Aber diesen Fehler, Herr Minister, führen wir jetzt fort, indem wir nach wie vor Pauschalen formulieren, die über alles gebrochen werden. Es wird eine Pauschale von 8 600 € angesetzt, möglicherweise mit einer Revisionsklausel versehen, die sich aber nur auf den Gesamtdurchschnitt und nicht auf individuelle Abweichungen beziehen kann.
Ein erster Ansatz für Standardisierungen ist im Aufnahmegesetz enthalten; das ist richtig. Das Innenministerium soll definieren, welche Kosten erstattungsfähig sind. Wir als Fraktion hätten uns aber gewünscht, dass Standards und Kostenerstattungen miteinander im Gesetz verankert wer
den. Wir wollten auch gern, dass die Unterbringungsstandards, vor allem der Standard der Unterbringung in Wohnungen, gesetzlich geregelt wird.
Wir wollten für die Unterkunftskosten, für die direkt erstattungsfähigen Kosten und für die Gesundheitskosten die entsprechende Einzelerstattung bzw. auch Einzelpauschalen, die sich nach der Art der Unterbringung differenzieren. Denn mit der Globalpauschale, die Sie auszahlen, setzen Sie möglicherweise auch falsche Anreize.
Die Pauschale von 8 600 € hat sich bereits bei der Einbringung des Gesetzes als nicht valide erwiesen. Die Landkreise hatten damals eine Kostenermittlung vorgelegt, die sich einem Betrag von 11 000 € annäherte. Man muss einmal schauen, wie sich diese 11 000 € zusammensetzen.
Es stellt sich die Frage, welche Kosten für die erstmalige Schaffung von Unterbringungseinrichtungen entstehen und welche nicht. Die Pauschale von 8 600 € ist auf jeden Fall bereits bei der Einbringung des Gesetzes im Jahr 2015 falsch gewesen. Beruhigend läuft der Ministerpräsident durch das Land und sagt, dass dies auch korrigiert werden soll.

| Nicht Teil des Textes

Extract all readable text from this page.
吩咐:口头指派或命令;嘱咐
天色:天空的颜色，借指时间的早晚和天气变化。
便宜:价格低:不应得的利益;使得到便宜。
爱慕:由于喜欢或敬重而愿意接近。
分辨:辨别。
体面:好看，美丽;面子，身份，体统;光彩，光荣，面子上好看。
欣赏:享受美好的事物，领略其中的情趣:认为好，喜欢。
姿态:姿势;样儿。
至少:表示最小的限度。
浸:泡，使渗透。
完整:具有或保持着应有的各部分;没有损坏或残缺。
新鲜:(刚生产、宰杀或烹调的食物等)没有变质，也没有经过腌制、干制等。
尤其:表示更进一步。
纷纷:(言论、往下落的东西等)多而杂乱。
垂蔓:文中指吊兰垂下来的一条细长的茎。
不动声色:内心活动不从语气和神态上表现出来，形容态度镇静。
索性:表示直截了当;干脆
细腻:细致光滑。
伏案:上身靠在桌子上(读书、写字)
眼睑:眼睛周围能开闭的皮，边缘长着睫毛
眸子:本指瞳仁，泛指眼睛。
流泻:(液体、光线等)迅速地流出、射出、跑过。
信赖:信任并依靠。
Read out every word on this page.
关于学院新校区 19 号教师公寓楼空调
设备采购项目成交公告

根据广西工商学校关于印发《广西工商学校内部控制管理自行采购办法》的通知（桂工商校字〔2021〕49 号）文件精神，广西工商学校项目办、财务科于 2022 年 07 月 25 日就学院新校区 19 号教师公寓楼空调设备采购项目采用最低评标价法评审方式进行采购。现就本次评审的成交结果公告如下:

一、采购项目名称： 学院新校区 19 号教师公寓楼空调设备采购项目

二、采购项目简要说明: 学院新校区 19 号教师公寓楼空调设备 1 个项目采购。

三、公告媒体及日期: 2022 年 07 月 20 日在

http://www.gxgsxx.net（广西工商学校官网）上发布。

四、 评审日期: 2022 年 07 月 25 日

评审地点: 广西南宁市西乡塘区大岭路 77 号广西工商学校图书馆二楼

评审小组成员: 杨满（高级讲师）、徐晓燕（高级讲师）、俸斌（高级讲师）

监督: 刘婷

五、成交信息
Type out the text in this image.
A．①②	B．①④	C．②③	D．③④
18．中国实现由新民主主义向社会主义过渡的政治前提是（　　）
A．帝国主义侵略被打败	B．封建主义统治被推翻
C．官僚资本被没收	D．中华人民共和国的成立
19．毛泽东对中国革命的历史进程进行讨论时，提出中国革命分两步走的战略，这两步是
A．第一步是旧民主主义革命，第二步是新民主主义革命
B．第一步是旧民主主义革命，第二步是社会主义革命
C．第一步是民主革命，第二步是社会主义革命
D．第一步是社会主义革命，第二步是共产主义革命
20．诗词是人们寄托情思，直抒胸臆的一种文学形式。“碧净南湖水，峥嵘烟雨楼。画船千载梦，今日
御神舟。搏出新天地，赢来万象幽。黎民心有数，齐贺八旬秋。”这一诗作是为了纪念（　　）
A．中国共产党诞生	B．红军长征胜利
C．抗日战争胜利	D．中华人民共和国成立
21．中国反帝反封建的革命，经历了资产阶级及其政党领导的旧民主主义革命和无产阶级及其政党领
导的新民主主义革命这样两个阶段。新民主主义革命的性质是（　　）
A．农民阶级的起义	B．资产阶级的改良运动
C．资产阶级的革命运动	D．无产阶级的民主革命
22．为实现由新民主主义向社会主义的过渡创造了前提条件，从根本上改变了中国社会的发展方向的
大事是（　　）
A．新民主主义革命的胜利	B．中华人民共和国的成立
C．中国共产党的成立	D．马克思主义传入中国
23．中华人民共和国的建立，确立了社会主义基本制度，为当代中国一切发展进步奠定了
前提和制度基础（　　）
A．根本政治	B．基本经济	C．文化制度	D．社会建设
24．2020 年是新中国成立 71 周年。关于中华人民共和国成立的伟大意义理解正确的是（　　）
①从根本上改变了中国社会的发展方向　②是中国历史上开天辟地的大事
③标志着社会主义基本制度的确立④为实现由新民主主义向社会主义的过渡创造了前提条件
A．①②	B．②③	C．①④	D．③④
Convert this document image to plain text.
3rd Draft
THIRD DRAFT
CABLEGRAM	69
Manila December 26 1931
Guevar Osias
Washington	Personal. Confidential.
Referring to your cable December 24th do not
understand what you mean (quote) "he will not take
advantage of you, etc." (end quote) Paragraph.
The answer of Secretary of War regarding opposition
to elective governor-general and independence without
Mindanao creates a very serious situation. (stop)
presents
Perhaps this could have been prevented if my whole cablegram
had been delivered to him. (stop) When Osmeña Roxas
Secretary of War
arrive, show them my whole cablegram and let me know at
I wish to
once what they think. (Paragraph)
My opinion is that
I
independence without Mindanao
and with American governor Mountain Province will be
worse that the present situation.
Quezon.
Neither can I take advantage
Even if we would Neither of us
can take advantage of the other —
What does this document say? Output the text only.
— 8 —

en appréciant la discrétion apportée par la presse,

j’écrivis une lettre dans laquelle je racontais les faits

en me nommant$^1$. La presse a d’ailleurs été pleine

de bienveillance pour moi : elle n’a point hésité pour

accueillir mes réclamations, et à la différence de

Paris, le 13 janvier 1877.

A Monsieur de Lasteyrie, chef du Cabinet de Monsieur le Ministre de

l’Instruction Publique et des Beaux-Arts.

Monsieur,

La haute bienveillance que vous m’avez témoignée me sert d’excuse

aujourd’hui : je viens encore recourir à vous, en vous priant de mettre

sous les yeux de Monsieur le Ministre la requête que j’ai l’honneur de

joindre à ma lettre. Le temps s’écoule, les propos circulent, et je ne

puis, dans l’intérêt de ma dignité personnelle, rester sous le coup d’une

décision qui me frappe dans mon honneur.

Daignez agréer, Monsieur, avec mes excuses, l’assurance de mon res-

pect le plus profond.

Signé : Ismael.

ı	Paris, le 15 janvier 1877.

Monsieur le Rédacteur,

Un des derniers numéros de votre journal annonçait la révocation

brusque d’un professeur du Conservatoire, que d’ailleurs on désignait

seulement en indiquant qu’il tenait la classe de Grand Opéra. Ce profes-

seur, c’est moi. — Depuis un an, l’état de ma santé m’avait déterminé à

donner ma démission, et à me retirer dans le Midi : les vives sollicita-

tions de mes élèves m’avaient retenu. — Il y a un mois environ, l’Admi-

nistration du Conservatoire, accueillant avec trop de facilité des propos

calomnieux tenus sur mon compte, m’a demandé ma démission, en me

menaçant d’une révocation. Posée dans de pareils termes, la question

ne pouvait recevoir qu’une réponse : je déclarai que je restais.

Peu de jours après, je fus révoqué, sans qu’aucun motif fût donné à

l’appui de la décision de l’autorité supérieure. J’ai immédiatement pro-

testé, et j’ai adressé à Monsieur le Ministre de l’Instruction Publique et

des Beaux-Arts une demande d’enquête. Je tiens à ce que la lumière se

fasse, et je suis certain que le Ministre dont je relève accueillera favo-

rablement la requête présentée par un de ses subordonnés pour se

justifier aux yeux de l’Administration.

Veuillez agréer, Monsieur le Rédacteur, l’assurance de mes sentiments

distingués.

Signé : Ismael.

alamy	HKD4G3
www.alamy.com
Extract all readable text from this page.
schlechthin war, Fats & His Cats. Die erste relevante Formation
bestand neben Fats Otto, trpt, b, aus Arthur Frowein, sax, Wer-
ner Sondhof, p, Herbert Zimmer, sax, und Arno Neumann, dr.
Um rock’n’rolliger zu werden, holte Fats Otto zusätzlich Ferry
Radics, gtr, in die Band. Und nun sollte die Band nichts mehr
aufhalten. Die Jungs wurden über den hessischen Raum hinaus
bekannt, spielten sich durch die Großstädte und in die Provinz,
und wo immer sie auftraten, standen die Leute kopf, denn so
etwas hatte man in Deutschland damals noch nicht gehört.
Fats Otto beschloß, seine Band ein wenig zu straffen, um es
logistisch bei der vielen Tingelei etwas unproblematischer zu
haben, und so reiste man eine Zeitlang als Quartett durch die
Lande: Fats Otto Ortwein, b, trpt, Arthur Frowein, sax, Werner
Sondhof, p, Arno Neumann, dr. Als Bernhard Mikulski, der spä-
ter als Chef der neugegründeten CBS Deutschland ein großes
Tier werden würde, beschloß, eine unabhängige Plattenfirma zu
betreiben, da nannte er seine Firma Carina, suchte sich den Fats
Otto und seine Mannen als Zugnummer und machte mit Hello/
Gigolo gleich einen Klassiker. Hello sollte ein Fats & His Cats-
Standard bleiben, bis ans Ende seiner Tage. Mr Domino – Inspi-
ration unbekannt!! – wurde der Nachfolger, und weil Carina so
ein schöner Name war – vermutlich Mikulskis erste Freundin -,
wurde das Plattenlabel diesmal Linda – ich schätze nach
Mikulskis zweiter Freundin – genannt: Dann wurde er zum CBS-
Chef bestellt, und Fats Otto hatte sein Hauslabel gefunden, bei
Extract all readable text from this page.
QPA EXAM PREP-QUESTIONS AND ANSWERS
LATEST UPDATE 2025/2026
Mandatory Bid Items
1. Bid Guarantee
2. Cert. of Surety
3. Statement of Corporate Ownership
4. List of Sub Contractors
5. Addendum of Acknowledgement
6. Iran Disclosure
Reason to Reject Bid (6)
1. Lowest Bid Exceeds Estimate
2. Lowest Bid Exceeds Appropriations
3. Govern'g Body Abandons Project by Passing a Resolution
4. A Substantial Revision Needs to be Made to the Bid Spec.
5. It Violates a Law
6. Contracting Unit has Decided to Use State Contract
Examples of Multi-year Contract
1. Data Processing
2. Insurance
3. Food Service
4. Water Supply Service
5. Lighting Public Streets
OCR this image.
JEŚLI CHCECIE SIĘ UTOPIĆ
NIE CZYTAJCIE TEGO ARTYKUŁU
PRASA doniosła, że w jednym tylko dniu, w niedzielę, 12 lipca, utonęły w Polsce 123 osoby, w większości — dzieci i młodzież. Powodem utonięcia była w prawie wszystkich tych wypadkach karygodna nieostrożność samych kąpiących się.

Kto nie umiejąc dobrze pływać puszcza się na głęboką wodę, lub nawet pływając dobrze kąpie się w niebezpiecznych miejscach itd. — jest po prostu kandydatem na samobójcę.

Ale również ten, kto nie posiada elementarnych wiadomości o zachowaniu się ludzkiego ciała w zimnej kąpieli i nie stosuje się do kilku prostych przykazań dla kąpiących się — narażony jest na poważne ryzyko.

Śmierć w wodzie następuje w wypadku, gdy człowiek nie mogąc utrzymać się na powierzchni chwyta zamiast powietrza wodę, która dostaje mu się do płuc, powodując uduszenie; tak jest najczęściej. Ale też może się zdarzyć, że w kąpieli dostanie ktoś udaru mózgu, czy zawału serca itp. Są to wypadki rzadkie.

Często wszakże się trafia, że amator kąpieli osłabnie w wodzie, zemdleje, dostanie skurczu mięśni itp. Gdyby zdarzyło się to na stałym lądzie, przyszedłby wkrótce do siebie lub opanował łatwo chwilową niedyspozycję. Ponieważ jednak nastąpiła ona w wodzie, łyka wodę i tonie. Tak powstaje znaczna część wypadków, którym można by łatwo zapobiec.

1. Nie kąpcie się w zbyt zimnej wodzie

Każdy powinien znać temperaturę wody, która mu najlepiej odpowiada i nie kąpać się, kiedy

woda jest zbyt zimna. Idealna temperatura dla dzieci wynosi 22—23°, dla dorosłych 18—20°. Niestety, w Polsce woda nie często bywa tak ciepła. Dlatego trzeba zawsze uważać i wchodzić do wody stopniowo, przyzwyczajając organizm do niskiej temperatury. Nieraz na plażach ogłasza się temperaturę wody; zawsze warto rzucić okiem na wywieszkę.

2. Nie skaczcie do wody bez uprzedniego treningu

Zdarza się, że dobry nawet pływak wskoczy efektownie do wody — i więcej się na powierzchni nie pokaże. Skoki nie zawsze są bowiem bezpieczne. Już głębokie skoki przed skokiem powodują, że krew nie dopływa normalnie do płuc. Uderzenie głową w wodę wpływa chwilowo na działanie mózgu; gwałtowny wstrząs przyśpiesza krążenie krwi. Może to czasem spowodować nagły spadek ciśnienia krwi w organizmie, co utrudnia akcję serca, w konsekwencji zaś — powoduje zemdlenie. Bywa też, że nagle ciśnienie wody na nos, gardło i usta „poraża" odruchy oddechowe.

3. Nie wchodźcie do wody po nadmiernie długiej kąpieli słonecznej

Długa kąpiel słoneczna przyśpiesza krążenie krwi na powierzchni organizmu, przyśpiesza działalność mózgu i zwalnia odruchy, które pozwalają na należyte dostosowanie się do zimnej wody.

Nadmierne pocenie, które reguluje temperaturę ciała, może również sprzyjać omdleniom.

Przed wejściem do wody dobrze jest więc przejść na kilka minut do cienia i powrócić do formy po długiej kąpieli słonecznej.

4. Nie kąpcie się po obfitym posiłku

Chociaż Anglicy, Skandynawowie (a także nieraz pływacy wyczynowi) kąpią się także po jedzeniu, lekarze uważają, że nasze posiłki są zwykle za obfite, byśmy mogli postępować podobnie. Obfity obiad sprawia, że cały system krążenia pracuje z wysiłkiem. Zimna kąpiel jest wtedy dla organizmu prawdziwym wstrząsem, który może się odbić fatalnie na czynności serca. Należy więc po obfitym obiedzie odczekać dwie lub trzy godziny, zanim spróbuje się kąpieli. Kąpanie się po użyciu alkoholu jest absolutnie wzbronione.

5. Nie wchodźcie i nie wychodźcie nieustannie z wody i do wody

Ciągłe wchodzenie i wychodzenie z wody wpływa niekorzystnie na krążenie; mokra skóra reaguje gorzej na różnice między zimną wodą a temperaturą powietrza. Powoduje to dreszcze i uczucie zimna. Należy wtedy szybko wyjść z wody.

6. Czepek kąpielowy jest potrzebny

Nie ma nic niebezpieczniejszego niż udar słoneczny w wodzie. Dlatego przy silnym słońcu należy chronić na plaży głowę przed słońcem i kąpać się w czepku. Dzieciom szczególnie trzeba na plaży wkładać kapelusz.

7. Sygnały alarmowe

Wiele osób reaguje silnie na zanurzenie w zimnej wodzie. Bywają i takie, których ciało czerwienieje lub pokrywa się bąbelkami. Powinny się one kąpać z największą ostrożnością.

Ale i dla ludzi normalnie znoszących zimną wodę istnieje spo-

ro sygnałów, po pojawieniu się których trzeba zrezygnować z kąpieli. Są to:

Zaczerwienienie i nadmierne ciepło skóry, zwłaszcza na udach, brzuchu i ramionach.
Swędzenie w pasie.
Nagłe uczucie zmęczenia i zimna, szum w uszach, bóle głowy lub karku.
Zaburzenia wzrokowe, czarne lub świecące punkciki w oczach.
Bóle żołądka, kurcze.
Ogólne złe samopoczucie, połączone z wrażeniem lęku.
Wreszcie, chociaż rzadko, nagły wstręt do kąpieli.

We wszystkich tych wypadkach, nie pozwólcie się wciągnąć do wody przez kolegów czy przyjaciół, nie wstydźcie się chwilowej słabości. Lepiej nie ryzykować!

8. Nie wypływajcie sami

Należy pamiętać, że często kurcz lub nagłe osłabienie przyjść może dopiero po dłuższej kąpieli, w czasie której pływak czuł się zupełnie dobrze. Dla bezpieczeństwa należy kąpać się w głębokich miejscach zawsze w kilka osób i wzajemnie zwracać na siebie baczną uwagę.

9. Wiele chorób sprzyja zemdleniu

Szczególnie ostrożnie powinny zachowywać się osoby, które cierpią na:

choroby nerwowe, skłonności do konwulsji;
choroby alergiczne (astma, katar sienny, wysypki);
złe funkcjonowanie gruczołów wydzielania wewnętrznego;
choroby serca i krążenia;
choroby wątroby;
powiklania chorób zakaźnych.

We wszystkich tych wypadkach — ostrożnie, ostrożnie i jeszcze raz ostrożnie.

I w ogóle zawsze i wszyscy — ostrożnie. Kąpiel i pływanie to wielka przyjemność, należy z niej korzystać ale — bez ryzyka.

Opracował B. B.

Das Innenministerium meldete in dieser Woche, dass in den Erstaufnahmeeinrichtungen des Landes 2000 freie Plätze vorhanden seien. Das halten wir für problematisch. Denn die Verteilung der Flüchtlinge auf die Landkreise erfolgte zu schematisch. Sie erfolgte dem Schlüssel folgend relativ zügig und ohne tatsächlich zu schauen, welche Kapazitäten in den einzelnen Landkreisen vorhanden sind.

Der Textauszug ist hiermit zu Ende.